Il se redresse, surpris, et découvre Adrien, sans manteau. Gabriel sourit et s'emmitoufle dans le vêtement en laine, comme s'il s'agissait d'un duvet.
— J'ai été indélicat, avoue Adrien en se massant la nuque. Je vous prie d'excuser mes propos, je ne voulais pas vous blesser.
Gabriel observe le regard fuyant de l'inspecteur, ses larges et solides épaules, ses cheveux dont la laque ne tient plus les mèches qui glissent sur son front.
— Vous ne me dégoûtez pas, monsieur de Neuville. Quelle que soit la raison qui vous a poussé dans les bras de Lambourg, cela ne regarde que vous. Je n'aurais pas dû vous juger de la sorte.
Le silence qui suit met Adrien mal à l'aise, mais il parvient à lever les yeux sur Gabriel, ridiculement petit dans son manteau, mais qui semble s'y sentir bien. Ça lui fait plaisir, plus qu'il ne faudrait.

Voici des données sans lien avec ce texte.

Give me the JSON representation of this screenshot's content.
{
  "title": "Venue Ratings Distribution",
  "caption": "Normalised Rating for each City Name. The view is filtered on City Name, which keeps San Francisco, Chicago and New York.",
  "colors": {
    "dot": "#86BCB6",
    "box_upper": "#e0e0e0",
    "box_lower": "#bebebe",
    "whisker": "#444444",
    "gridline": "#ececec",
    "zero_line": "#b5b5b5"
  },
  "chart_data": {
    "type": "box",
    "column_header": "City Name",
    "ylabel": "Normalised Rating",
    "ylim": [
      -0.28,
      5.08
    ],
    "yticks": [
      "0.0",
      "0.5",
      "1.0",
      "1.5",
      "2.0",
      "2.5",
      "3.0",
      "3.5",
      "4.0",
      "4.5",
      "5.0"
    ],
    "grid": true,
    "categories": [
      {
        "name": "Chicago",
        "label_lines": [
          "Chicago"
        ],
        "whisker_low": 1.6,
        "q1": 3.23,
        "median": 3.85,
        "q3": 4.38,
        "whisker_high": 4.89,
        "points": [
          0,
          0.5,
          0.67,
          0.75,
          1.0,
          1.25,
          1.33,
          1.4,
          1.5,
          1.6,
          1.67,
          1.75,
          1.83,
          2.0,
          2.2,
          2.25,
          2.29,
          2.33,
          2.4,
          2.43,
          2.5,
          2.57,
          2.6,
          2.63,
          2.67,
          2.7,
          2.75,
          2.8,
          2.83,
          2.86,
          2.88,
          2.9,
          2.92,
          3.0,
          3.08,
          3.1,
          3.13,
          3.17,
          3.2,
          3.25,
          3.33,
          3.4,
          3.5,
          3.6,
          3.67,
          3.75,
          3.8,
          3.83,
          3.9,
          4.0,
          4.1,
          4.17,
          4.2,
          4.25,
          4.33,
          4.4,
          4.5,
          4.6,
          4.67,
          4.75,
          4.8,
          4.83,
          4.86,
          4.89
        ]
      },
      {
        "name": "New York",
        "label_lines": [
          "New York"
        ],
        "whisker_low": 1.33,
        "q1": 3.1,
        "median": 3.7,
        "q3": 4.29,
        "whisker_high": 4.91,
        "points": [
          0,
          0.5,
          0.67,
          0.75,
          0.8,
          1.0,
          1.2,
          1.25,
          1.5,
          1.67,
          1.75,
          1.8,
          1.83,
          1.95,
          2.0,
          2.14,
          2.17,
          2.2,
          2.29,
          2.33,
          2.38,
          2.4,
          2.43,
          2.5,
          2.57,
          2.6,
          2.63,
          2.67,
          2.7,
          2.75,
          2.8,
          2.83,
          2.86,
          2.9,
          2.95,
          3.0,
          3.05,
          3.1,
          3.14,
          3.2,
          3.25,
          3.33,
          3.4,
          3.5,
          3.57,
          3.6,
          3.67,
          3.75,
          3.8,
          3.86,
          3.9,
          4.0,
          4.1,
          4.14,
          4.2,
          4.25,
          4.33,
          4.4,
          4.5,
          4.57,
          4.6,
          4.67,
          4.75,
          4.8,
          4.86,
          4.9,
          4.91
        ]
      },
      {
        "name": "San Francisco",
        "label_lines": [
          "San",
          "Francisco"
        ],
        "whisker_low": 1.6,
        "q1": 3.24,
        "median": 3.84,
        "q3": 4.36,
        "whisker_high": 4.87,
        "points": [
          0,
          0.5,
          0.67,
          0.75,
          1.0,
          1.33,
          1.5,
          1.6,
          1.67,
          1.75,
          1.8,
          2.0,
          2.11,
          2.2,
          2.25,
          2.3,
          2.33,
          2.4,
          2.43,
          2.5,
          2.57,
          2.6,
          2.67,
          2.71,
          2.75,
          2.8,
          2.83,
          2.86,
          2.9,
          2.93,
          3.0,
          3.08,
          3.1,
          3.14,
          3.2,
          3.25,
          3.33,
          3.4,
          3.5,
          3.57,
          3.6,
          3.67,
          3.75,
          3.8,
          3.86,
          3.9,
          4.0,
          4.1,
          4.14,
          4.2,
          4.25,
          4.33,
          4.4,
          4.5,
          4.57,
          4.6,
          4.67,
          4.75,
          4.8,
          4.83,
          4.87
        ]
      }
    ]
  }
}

— Vous savez, commence Gabriel, si j'avais eu dans ma vie une veste aussi chaude, peut-être que j'aurais fait d'autres choix.
Enfin, le ténor sourit comme avant. Adrien accueille cette phrase avec un rictus au coin de sa bouche.
— Vous êtes sacrément frileux, raille l'inspecteur.
— Vous n'avez pas idée ! Mais, se pourrait-il que vous ayez une chaufferie à la place du cœur ?
— Comment ça ? demande Adrien en posant ses poings sur les hanches.
— Auprès de vous, je n'ai jamais froid.
Adrien rougit et détourne à nouveau ses yeux sur les toits parisiens.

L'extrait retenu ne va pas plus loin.